Vying for Annuity Share, Insurers Sell Partnership

As banks cut back on annuity providers and the products become more commoditized, insurers are grasping for ways to position themselves as partners, not just vendors.

Some have dedicated wholesalers to the bank channel. Some create proprietary annuities with their bank clients. Others are providing sales and training programs. Still others offer an "agency-in-a-box" setup for all of a bank's insurance sales - and investment sales too.

"Almost anyone can manufacture an annuity," said Tim Waterworth, vice president of John Hancock Financial Institutions Group in Boston, which manages the insurer's sales through banks. "If you come up with something unique, it's going to get duplicated anyway. The product isn't usually enough."

Matthew Coyle, director of insurance ratings at Standard & Poor's in New York, is a bigger fan of product creativity. Banks don't need "15 insurers offering the same thing," he said. "Being innovative with product is important - even if someone else copies it."

But products are not everything, he said. "As the list of providers gets smaller at each bank, smaller, unestablished insurers are going to be at a disadvantage. Banks will turn to more established brand names."

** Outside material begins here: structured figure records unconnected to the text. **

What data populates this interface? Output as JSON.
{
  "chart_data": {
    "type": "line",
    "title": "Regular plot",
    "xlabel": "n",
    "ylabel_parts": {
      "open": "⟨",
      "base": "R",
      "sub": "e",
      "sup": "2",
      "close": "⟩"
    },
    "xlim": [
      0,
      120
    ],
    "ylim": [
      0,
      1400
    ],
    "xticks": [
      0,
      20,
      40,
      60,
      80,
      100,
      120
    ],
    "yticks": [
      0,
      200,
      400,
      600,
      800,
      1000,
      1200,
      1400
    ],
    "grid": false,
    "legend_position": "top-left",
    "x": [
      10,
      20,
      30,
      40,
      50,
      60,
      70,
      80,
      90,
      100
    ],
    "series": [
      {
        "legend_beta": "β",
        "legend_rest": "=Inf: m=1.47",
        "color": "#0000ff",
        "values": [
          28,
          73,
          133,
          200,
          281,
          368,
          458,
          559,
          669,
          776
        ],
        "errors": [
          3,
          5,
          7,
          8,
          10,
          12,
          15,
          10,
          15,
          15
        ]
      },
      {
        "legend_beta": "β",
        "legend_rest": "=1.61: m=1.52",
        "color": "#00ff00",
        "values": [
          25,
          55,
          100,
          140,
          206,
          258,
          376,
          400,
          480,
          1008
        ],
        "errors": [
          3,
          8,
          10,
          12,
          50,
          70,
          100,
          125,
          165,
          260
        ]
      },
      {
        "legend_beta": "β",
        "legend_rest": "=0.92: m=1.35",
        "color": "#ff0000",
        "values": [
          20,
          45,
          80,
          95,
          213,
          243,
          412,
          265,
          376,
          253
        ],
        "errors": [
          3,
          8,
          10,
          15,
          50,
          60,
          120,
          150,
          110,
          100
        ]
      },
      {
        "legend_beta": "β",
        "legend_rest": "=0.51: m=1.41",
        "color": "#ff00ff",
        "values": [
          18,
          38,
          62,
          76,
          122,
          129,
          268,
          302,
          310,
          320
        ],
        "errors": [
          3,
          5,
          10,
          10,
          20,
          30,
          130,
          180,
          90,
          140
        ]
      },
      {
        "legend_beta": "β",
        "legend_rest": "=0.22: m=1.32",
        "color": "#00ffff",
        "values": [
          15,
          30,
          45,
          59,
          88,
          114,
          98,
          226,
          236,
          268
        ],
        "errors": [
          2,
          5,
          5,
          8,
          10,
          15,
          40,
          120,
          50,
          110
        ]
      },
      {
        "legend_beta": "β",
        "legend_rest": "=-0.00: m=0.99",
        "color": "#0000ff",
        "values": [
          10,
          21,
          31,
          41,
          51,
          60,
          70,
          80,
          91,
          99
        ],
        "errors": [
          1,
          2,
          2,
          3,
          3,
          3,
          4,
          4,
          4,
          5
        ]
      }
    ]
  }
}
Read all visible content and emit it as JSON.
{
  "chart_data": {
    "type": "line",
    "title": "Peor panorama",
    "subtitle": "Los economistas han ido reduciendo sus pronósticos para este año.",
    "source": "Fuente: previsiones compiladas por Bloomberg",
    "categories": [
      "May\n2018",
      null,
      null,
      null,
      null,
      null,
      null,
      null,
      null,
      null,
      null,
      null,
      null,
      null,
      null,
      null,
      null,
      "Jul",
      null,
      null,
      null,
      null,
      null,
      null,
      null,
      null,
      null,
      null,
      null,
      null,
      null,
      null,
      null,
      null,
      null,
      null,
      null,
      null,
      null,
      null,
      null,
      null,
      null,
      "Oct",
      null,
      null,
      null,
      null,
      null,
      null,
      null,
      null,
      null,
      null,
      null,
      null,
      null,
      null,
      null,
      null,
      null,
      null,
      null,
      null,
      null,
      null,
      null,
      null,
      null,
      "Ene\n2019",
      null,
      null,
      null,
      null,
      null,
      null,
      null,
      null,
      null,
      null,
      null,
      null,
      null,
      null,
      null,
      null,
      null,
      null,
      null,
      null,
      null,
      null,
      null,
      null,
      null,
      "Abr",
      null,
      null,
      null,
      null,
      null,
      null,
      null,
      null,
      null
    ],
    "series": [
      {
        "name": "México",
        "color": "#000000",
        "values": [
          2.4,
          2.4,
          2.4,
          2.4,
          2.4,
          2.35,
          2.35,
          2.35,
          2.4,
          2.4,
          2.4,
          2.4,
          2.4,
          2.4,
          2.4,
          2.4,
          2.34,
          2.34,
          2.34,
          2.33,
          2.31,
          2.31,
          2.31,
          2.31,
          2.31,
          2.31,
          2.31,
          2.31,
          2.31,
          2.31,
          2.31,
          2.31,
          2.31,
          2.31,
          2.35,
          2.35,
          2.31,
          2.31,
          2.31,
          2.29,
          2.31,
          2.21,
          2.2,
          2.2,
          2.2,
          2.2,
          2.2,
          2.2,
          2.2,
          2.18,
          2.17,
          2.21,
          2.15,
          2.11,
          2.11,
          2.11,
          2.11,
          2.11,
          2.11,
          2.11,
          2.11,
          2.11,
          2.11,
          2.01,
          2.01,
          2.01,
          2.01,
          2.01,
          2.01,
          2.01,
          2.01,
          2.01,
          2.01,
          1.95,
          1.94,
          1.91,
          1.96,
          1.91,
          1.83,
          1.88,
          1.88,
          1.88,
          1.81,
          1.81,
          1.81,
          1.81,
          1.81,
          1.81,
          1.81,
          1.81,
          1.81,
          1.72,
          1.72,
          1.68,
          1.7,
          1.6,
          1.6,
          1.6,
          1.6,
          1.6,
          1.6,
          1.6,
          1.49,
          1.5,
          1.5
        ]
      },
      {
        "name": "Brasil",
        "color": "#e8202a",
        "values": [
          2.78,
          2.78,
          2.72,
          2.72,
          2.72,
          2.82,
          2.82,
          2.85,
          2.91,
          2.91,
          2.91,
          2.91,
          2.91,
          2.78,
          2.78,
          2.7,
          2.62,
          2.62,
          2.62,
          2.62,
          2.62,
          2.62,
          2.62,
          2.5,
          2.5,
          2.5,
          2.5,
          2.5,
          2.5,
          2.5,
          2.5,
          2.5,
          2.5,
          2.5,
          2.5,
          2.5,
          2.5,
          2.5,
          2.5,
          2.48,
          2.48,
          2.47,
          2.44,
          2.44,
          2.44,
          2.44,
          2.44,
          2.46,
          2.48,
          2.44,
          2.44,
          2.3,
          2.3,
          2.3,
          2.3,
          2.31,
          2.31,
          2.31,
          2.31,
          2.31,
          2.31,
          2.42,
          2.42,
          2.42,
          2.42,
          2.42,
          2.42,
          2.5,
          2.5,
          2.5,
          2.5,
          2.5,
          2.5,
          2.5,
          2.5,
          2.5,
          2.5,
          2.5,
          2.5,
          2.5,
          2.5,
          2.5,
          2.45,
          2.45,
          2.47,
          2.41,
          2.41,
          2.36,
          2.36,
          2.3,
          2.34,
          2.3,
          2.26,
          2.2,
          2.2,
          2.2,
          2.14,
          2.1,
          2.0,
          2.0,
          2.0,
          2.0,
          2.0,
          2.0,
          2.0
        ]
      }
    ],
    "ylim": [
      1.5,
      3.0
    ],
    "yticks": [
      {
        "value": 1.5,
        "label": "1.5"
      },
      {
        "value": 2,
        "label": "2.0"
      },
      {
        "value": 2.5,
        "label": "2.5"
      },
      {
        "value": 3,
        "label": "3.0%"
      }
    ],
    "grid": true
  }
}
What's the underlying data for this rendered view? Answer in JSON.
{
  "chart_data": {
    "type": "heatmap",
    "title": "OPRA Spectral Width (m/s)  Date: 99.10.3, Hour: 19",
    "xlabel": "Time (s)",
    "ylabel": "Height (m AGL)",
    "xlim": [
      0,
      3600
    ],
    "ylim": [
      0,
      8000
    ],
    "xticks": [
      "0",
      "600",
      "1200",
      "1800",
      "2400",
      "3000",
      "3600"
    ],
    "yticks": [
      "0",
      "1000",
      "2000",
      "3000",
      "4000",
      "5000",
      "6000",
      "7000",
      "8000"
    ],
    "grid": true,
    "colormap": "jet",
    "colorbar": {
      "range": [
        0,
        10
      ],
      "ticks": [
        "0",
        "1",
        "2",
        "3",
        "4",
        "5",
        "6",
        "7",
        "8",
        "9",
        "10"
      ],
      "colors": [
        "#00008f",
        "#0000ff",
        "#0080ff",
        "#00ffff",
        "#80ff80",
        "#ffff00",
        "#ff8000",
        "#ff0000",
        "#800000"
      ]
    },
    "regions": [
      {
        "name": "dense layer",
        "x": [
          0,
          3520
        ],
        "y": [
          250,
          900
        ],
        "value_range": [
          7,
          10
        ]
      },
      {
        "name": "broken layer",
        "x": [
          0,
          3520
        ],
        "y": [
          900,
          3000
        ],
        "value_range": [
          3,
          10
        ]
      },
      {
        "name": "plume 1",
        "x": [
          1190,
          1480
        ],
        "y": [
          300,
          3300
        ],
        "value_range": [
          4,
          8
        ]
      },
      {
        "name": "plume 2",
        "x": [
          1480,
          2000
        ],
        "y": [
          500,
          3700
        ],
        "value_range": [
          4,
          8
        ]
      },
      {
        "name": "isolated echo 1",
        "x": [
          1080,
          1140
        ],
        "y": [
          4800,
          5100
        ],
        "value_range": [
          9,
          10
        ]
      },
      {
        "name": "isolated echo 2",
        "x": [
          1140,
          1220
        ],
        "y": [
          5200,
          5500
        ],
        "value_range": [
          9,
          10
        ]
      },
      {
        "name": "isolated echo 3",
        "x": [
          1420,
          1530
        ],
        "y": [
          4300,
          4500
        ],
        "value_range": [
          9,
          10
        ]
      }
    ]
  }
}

Allstate Corp. of Northbrook, Ill., has such a name - but not as a provider for banks. "We have to demonstrate to banks where we can strengthen our worth," said Rob Shore, the director of its bank distribution division, Glenbrook Life and Annuity Co. "When we talk to prospects, as well as to existing partners, it's not necessarily about products. It's about what else do we have, and what else we can do for them."

Setting up proprietary annuity products has been the strategy of choice for many insurers, said bank-insurance consultant Kenneth Kehrer of Princeton, N.J. With proprietary variable annuities, a bank's funds are wrapped into the product. With fixed annuities, the bank manages the annuity assets.

Another insurer that has used the proprietary strategy successfully is Nationwide Financial Services Inc. of Columbus, Ohio. Proprietary fund products make up about 30% of its bank sales of variable annuities, said Matt Riebel, president of Nationwide Financial Distributors Agency Inc., which distributes its annuities through banks.

Mr. Riebel acknowledges, however, that even proprietary annuities have become commoditized. Almost everyone can create proprietary annuities with a bank, he said, "so it's not as much of an advantage as it once was."

Nationwide also has a program that helps sales managers hire and retain the right platform employees. "Banks, like everyone else in retail, have a tough time finding and keeping talented people," Mr. Riebel said. "We help them identify the right person and help them hold on to them. We'll talk to banks about what sort of incentive programs they set up."

Philadelphia-based Lincoln National Corp. is a relative newcomer to the bank channel. Phil Holstein, who runs the unit that distributes its annuities only through banks, said that even though proprietary products are common, insurers cannot afford not to offer them.

"We were late to the game" and have not done much with proprietary annuities, he said, "but we're doing it now."

Mr. Holstein said selling to banks requires experienced salespeople who deal only with banks. "We have 25 wholesalers dedicated to banks," he said. "Banks are different. We have to understand what drives them and what pressures they face. Only a bank-dedicated wholesaler is going to know."

Hancock's Mr. Waterworth said his company has some proprietary fund agreements, but he would like more. To sell through any of the top 100 banks, putting the bank's own funds into the annuity is "an absolute must," he said.

Though Allstate also has several proprietary fund agreements, its Glenbrook subsidiary is using a training program to make friends with banks.

The program is designed to help bank-based financial consultants find out what kind of financial help and products their customers need.

The program, launched in March, is called Hatrack because of the many hats platform reps have to wear when working with clients, Mr. Shore said.

Insurers "have to develop programs that help our bank partners drive up sales," Mr. Shore said.

He wants Allstate to be the top annuity provider in every bank through which it sells. "If we are there already, a program like this will help us stay there," he said. "If we aren't, we're hopeful it'll help us move up."

John Hancock is taking a more comprehensive approach toward making itself indispensable to bank partners. Late last month it rolled out Platform Plus, a total sales, marketing and support service for bank insurance and investment sales. The first and so far only customer is Compass Bancshares of Birmingham, Ala.

The service was developed with Essex Corp., the veteran third-party marketing organization Hancock bought in 1999. It not only gives Compass' reps access to all of Hancock's life insurance, annuity, and mutual fund products, but also provides sales materials and product training to Compass' reps.

All of these strategies are increasingly necessary for insurers that want to be sure they are getting the most from their bank partners, analysts said.

Michael White, president of the Michael White Associates consulting firm in Radnor, Pa., said bank platform employees need a better understanding of the insurance products they sell.

"Helping a bank train its sales staff is a great way to up your production and improve your relationship with the bank," he said.